When those elites are constrained by "the dictates of heaven," breaking down those dictates takes time. A LONG time. Because the dictates of the putative supernatural or the "Uber Maximo Prophet of All Time" are not open to (much) debate. The dictates of heaven can be spurned and ignored, but the blasphemy of
those acts is clear.
However, when the only guide to societal standards is the collective "enlightenment" of a society's opinion leaders and elites, the guide for what is right will shift rapidly with this year's hot new fads. A system based on that degree of decadence decays in decades, not centuries to millennia.
Faith in the materialist dialectic of history is perfectly functional as a lifelong creed for
individuals, but it does not suffice to cement lasting communities and volks together.
Teahive wrote:djolds1 wrote:The High Church Atheists are doing their best to kill off the West's native religion. Should they succeed, they will not kill the memetic niche Christianity occupies, they will merely kill off the species currently inhabiting that niche. As nature abhors a vacuum, something new will colonize that niche. Islam is well placed to do so. I doubt the High Church Atheists will be "amused" if that proves to be the consequences of their actions. Being hung, drawn and quartered has to be unpleasant, not amusing.
Where does this memetic niche exist? In the minds of people who just rejected belief in the Christian God, I suppose. And you think that those same people are going to flock to Allah instead?
Yeah, sounds likely. Not.
Religion exists quite far afield from the Abrahamaic faiths, but yes, people will flock to something new when the old is no longer able to justify the existence of their communities and volks. Just as Christianity flourished when Greco-Roman Paganism went into decline. But note how Catholic Christendom also redefined the character of the people of the (former) Western Roman Empire? Islam is one plausible and still-vital candidate to step in if Christianity were to rapidly collapse in the near-term.
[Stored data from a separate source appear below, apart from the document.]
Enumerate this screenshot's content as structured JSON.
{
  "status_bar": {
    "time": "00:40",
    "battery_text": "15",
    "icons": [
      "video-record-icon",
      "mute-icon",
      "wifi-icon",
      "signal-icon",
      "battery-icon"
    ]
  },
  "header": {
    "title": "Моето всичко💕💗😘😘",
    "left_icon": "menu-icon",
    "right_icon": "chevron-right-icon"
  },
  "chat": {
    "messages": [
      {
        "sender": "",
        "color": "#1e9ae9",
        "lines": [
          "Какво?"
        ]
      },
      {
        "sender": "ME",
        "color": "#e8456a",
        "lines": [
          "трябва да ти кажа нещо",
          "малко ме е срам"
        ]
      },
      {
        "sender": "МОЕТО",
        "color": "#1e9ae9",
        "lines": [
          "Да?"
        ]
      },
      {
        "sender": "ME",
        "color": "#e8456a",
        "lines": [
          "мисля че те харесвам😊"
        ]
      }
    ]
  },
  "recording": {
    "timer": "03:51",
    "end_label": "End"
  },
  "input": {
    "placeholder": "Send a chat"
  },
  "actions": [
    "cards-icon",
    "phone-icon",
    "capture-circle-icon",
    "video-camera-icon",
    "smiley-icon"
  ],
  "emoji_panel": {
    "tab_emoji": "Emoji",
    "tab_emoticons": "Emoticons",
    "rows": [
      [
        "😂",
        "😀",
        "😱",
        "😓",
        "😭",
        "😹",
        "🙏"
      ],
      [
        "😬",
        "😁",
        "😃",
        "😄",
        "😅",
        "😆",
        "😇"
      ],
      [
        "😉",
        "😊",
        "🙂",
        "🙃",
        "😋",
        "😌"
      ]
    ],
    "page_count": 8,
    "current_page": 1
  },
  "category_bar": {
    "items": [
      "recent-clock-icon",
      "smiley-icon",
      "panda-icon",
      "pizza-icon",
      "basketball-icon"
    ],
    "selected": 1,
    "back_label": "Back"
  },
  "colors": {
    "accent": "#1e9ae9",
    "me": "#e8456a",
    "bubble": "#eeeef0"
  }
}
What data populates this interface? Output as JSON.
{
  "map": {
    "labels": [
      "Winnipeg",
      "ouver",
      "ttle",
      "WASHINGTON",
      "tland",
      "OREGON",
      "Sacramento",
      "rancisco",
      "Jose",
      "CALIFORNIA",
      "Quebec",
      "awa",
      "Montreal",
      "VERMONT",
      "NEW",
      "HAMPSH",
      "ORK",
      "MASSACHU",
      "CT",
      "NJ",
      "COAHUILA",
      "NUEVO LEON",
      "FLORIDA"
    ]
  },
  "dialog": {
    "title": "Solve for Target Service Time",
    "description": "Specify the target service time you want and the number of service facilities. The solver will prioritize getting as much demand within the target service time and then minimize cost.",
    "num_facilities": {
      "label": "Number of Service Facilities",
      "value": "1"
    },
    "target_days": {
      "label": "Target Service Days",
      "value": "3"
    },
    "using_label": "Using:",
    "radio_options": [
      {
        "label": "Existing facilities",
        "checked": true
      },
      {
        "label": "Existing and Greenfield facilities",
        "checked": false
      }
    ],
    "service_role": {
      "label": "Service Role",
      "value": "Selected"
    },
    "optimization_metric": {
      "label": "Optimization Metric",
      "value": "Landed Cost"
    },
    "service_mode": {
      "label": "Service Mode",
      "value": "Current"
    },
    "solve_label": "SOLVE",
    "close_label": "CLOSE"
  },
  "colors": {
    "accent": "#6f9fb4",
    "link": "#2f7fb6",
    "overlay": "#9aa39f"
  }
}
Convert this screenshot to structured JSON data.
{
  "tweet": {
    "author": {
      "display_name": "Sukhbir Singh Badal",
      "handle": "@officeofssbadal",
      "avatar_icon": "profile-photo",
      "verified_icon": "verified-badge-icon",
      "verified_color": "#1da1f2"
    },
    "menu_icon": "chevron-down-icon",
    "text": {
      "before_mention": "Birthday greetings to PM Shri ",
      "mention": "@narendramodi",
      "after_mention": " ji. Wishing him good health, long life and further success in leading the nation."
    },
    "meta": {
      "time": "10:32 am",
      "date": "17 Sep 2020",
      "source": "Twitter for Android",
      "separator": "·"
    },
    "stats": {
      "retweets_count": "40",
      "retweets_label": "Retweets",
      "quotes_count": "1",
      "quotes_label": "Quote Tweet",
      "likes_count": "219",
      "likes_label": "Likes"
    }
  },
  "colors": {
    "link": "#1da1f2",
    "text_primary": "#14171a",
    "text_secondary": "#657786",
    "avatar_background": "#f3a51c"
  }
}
Western civilization has lost faith in itself over the last century. In contrast, despite its primitive trappings and defeats of the last century, the Ummah quite obviously has
not lost similar faith in itself. Societal confidence and pride are attractive - memetic hooks to pull in believers. And the Ummah self-defines itself as a community of belief. So dismissing the proselyting potential of Islam in the West out of hand is foolish. Highly foolish.